Monday, August 18, 2024


Any film by Aleksandr Sokurov has my immediate attention. This is the Russian director who made Russian Arc, a film I consider one of the best ever. (Berg says check it out.) Aleksandra stars internationally renown opera soprano Galina Vishnevskaya as the titular heroine of the film, a grandmother who visits and wanders through the army outpost of her grandson, himself stationed in Chechnya.
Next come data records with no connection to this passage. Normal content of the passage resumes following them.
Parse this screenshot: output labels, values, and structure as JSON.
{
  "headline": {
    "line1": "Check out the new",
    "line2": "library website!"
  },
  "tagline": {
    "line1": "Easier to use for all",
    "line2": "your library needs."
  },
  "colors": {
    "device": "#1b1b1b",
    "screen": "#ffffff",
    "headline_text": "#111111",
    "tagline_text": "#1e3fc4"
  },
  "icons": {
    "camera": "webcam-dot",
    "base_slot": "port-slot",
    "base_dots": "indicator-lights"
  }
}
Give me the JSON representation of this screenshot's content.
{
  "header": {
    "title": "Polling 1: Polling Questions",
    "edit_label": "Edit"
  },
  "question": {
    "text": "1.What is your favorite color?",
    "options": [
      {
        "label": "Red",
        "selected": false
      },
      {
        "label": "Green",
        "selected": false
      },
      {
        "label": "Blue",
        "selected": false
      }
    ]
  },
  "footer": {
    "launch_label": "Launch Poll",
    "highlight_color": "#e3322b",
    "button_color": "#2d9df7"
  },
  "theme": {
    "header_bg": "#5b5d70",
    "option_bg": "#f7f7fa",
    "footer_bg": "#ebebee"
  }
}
Sokurov doesn't get every one of his films distributed, in fact a recent trio of features focused on feared leaders (Hitler, Lenin, Hirohito) has barely played anywhere in North America. Aleksandra might not be the film that instantly converts you to a Sokurov disciple. The anti-war message lacks subtlety. The film wanders like a documentary occasionally pausing to gaze at the faces of young soldiers. The lensing is clean, with sun bleached exteriors and monochromatic interiors (like inside a tank). The sight of the grumpy old lady pushing aside the guards as they try to search her purse mixed with friendly rapport from other troops who are happy to assist her on her journey lends the film a bitter realism.
Aleksandra meets a Chechnyan woman her age in a street market and they soon bond, taking a break, going back to the woman's apartment, making tea. The movie isn't heavily scored but when the music creeps in it is heavily orchestrated. Maybe Aleksandra is too obvious by half, but as art house product it's definitive.